[ISEA2020] Paper: Alexandra Bal — Sentience as The Antidote to Our Frenzied Mediated Selves

Abstract

Keywords: Sentience, Sensorium, Colonization of the senses, Sensory literacy, Anthropocentric culture, Indigenous self, Spatial communication, Rewilding, Universal Recycling.

How did we become a species willing to poison the environment that sustains us? Perhaps, the answer lays in a long history of anthropocentric cultural narratives, that gradually drove many westerners towards sensory and somatic illiteracy, and deeply disrupted our relationship to sentience. Sentience is a form of sensory awareness that is deeply embedded within our bodies. It simultaneously facilitates internal, social and spatial non-verbal communication, allowing awareness of one’s self, others, and of natural sentient eco-systems. Born a sentient being that thinks, feels and senses through the body, westerners are acculturated to become rational beings that ignore their sentience. This article explores some of the ecosophic dimensions of sentience.
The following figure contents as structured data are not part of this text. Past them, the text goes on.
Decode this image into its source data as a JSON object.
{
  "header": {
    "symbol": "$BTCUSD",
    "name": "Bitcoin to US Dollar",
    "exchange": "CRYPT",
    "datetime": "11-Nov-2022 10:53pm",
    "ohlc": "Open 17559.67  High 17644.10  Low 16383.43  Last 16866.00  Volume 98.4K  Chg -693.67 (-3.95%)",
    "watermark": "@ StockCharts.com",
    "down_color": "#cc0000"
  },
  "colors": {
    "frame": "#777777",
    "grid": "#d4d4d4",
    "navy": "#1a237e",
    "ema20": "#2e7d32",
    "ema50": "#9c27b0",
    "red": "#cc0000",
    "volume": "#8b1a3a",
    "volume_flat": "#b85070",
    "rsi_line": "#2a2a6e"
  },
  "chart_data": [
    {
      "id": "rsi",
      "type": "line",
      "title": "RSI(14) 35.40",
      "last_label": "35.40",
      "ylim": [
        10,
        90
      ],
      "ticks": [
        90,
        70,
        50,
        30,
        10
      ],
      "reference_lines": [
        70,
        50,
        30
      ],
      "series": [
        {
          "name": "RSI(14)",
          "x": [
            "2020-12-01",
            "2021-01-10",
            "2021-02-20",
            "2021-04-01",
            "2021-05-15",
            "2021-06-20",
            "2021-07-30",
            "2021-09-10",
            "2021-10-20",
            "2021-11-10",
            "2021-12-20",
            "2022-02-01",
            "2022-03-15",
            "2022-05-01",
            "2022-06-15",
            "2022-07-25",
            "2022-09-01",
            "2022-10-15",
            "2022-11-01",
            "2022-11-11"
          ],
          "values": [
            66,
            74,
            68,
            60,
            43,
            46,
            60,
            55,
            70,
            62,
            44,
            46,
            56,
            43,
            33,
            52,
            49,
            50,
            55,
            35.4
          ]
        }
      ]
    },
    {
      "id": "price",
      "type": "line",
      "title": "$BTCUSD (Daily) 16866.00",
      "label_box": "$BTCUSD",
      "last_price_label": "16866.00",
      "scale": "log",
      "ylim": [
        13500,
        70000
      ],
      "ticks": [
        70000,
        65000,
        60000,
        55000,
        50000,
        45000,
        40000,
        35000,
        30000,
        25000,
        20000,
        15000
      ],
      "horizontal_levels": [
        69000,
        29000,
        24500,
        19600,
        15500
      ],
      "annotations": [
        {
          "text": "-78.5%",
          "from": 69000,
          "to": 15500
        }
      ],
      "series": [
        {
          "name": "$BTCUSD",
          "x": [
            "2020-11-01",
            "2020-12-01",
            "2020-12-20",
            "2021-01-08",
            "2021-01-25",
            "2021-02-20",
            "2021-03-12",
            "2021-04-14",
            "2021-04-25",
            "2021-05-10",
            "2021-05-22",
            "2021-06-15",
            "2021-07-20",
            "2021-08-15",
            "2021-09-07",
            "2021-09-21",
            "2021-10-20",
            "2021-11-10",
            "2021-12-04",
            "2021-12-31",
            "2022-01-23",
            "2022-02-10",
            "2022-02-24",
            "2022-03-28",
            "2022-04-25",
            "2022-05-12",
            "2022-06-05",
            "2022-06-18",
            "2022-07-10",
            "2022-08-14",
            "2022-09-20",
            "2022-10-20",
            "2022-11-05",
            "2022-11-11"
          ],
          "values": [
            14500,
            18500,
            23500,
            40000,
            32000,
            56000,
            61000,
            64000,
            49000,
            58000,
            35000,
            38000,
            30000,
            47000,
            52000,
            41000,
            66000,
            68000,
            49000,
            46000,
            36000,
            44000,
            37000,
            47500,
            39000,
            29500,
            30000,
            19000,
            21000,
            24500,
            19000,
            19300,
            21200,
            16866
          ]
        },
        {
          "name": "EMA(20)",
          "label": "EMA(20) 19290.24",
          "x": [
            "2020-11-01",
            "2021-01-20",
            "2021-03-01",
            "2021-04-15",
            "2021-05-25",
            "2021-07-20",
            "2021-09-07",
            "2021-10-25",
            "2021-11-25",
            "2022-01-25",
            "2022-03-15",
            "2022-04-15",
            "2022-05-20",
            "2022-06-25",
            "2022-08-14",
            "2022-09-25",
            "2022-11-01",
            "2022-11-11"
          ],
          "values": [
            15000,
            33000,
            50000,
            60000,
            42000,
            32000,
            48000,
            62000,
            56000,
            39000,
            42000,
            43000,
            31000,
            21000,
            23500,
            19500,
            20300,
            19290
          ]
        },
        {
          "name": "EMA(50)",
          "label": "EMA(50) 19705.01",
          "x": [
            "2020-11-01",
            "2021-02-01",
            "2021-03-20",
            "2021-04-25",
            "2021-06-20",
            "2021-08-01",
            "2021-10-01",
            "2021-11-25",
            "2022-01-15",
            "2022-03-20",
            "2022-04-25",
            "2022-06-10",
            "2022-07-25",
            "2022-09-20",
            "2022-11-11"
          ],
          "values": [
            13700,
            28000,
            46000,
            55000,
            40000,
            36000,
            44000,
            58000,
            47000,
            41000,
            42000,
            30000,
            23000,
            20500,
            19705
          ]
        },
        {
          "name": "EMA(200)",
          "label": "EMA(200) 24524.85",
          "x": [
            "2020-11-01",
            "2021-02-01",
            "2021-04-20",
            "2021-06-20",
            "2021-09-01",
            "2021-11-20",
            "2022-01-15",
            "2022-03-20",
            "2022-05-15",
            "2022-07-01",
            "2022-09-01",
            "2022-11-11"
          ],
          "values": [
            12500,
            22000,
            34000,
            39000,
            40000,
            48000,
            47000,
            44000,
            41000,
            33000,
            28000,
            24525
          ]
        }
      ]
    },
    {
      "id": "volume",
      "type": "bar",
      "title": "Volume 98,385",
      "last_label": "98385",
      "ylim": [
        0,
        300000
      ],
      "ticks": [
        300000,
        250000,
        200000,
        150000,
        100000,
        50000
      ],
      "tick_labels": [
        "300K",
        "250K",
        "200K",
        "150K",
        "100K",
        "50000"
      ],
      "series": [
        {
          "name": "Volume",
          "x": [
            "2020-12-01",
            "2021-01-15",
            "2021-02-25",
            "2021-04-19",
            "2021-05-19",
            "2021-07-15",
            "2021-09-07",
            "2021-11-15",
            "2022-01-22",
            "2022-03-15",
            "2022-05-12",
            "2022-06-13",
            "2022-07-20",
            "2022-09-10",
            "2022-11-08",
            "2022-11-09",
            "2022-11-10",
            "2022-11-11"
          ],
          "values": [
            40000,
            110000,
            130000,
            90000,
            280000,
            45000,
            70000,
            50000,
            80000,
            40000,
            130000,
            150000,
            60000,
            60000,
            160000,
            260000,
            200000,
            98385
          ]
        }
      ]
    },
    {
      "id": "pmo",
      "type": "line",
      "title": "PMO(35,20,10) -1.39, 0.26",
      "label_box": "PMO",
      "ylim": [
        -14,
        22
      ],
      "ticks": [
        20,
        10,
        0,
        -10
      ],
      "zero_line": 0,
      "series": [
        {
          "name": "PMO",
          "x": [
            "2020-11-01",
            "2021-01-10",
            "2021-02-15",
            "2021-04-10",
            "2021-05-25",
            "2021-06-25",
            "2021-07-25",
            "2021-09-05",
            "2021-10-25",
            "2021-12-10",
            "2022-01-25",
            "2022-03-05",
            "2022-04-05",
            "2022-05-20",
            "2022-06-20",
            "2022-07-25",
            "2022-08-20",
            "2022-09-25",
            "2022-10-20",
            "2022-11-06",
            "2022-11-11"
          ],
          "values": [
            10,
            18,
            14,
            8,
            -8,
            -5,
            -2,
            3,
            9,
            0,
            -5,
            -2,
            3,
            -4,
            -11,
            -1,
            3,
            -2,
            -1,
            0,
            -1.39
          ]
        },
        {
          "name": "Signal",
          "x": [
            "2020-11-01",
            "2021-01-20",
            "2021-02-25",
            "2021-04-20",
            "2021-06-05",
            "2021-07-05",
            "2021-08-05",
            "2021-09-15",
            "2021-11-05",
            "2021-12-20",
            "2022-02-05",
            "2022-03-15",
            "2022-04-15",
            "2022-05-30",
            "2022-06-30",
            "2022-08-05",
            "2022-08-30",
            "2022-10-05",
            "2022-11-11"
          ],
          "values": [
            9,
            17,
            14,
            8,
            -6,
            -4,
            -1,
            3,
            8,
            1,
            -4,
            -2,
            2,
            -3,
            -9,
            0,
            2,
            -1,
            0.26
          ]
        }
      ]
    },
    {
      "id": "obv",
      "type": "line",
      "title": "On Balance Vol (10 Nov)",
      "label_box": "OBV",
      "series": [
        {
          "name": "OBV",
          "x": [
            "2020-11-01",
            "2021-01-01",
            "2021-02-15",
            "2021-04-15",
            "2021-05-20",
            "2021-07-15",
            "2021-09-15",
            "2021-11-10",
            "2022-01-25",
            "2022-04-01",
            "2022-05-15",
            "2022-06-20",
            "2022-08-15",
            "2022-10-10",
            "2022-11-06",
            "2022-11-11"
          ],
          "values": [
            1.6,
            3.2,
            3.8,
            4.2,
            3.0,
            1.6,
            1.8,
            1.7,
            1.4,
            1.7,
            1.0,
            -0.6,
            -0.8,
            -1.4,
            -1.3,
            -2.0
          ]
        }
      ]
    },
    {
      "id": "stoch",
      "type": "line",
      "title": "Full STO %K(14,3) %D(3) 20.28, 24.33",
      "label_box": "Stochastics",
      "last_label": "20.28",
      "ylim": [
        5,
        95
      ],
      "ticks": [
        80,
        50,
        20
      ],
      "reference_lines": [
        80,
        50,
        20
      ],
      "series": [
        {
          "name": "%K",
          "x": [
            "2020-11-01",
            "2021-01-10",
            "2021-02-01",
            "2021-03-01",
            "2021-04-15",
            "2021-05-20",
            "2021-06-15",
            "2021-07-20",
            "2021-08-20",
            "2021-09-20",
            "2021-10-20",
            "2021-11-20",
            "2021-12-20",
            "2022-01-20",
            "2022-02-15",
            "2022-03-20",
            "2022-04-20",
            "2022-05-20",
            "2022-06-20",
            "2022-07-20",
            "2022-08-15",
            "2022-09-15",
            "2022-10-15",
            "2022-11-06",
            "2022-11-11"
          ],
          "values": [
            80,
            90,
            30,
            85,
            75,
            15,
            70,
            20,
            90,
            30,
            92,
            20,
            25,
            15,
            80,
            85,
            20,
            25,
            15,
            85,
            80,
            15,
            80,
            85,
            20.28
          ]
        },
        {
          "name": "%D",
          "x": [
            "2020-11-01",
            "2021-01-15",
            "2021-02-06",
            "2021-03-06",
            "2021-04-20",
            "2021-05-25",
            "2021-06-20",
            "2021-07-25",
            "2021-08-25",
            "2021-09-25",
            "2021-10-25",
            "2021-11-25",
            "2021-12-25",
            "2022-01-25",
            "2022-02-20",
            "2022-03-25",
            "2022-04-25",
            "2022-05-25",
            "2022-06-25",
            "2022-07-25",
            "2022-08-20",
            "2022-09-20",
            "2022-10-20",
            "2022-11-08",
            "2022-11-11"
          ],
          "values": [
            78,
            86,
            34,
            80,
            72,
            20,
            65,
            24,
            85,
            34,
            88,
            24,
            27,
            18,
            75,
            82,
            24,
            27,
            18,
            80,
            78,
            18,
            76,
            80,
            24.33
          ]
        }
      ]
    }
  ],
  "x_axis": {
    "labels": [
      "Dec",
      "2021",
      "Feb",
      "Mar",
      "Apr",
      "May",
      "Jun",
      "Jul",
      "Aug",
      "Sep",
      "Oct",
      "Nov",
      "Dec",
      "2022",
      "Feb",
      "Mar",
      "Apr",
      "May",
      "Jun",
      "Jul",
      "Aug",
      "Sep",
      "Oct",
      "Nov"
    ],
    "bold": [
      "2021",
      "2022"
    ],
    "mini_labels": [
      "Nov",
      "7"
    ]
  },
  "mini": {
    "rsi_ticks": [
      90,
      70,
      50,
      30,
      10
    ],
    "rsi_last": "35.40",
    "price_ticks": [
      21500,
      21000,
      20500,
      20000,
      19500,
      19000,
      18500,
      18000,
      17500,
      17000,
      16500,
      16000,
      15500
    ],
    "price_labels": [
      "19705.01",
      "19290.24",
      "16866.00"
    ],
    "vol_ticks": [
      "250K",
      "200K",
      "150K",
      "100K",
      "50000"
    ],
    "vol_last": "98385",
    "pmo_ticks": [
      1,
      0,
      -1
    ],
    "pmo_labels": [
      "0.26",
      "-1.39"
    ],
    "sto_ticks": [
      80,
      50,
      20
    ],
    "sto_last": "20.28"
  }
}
It retraces how anthropocentric culture, which developed at the intersection of multiple histories and forms of cultural colonization, has progressively remapped sensory perception with mediated simulations, and profoundly altered our perception of reality. In this process, we grew increasingly blind to the complex needs of our natural sentient environments. As simulation and data supersede sentient reality, we are becoming disembodied frenzied selves, unaware of the toxicity we bring to our environment. Sentience seems to be the antidote to the internalized western techno-anthropocentric norms fabricated over millennia of sensory oppression.

  • Dr. Alexandra Bal is an associate professor in the RTA School of media, at Ryerson University. Toronto, Canada. She has done funded research focused on the impact of social digital media on children and youths. She now researches the impact of western culture on the senses and how to create decolonized sensory literacy. Her digital photography focuses on creating nature vivante photographs, portraits that celebrate nature’s sentience. She also participates in ecological art by decolonizing land. For the last 16 years, she has helped a forest regain its sovereignty over farmland.